Detection Methods for CVE-2026-31214
Indicators of Compromise
- Unexpected child processes spawned by Python interpreters running torch-checkpoint-shrink.py, such as shells, curl, wget, or package managers
- Outbound network connections from Python processes immediately after a checkpoint load operation
- New files written under home directories, /tmp, or model cache paths during checkpoint processing
- .pt files originating from untrusted sources or with anomalous size relative to declared model dimensions
Detection Strategies
- Hunt process trees where python parents non-ML utilities like /bin/sh, bash, nc, or powershell during checkpoint loading windows
- Inspect .pt files for suspicious opcodes by scanning pickle streams for GLOBAL references to modules such as os, subprocess, posix, or builtins
- Flag torch.load() call sites in code review and CI scanning that omit weights_only=True
- Correlate file download events for .pt artifacts with subsequent process and network activity on the same host
Monitoring Recommendations
- Enable command-line and process-creation auditing on ML training and inference hosts
- Log all file reads of .pt and .pth artifacts and the user account performing the load
- Alert on Python processes initiating outbound TCP connections to non-allowlisted destinations
- Track integrity hashes of checkpoint files against a known-good registry before consumption
How to Mitigate CVE-2026-31214
Immediate Actions Required
- Stop running torch-checkpoint-shrink.py against checkpoints from untrusted or unverified sources
- Patch the script locally by adding weights_only=True to the torch.load() call at line 57
- Audit the repository for additional torch.load() usages that omit the safe-loading flag
- Quarantine .pt files received from external collaborators until they are scanned and validated
Patch Information
No upstream patch is currently referenced in the NVD record.

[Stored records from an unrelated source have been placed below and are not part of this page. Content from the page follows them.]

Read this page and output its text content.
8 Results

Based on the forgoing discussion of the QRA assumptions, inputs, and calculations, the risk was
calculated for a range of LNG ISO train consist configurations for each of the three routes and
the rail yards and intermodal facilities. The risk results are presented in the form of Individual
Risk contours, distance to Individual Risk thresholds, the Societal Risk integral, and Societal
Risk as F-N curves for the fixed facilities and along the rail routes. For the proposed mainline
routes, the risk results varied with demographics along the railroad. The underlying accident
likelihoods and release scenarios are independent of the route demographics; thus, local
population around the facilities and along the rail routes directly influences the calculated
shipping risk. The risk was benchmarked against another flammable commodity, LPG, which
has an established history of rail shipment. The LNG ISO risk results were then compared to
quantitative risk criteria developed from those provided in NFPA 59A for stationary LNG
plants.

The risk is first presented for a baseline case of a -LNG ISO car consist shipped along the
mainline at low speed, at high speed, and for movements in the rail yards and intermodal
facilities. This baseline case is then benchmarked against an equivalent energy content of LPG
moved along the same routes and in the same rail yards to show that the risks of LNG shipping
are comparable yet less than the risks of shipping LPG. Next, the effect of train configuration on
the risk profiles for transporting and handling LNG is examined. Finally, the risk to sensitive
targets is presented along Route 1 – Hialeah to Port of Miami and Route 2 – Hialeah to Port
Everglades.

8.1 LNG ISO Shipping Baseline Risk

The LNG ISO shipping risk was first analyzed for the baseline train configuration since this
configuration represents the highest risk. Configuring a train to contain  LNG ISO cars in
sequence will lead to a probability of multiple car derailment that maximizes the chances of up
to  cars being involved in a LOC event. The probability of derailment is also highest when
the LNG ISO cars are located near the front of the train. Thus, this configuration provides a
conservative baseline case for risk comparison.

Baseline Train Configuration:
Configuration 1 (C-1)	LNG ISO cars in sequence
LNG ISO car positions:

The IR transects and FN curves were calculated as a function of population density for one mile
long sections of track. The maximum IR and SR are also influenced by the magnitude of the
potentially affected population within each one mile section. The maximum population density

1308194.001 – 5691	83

Apply a local fix by modifying the torch.load() invocation to pass weights_only=True, which restricts deserialization to tensor data and rejects arbitrary Python objects. PyTorch versions 2.6 and later enable this behavior by default, but the script's explicit call pattern should still set the parameter for clarity and backward compatibility. Track the upstream repository at the ml-engineering project for any forthcoming fix.
Workarounds
- Run the script inside an ephemeral container or sandbox with no network egress and no access to credentials
- Pre-validate checkpoint files by loading them with weights_only=True in an isolated process before any conversion step
- Restrict execution to dedicated service accounts without write access to source code or secrets
- Enforce checksum verification against a trusted manifest for every .pt artifact entering the pipeline
# Configuration example: safe-load wrapper
python -c "import torch; torch.load('checkpoint.pt', map_location='cpu', weights_only=True)"
: This content was generated using AI. While we strive for accuracy, please verify critical information with official sources.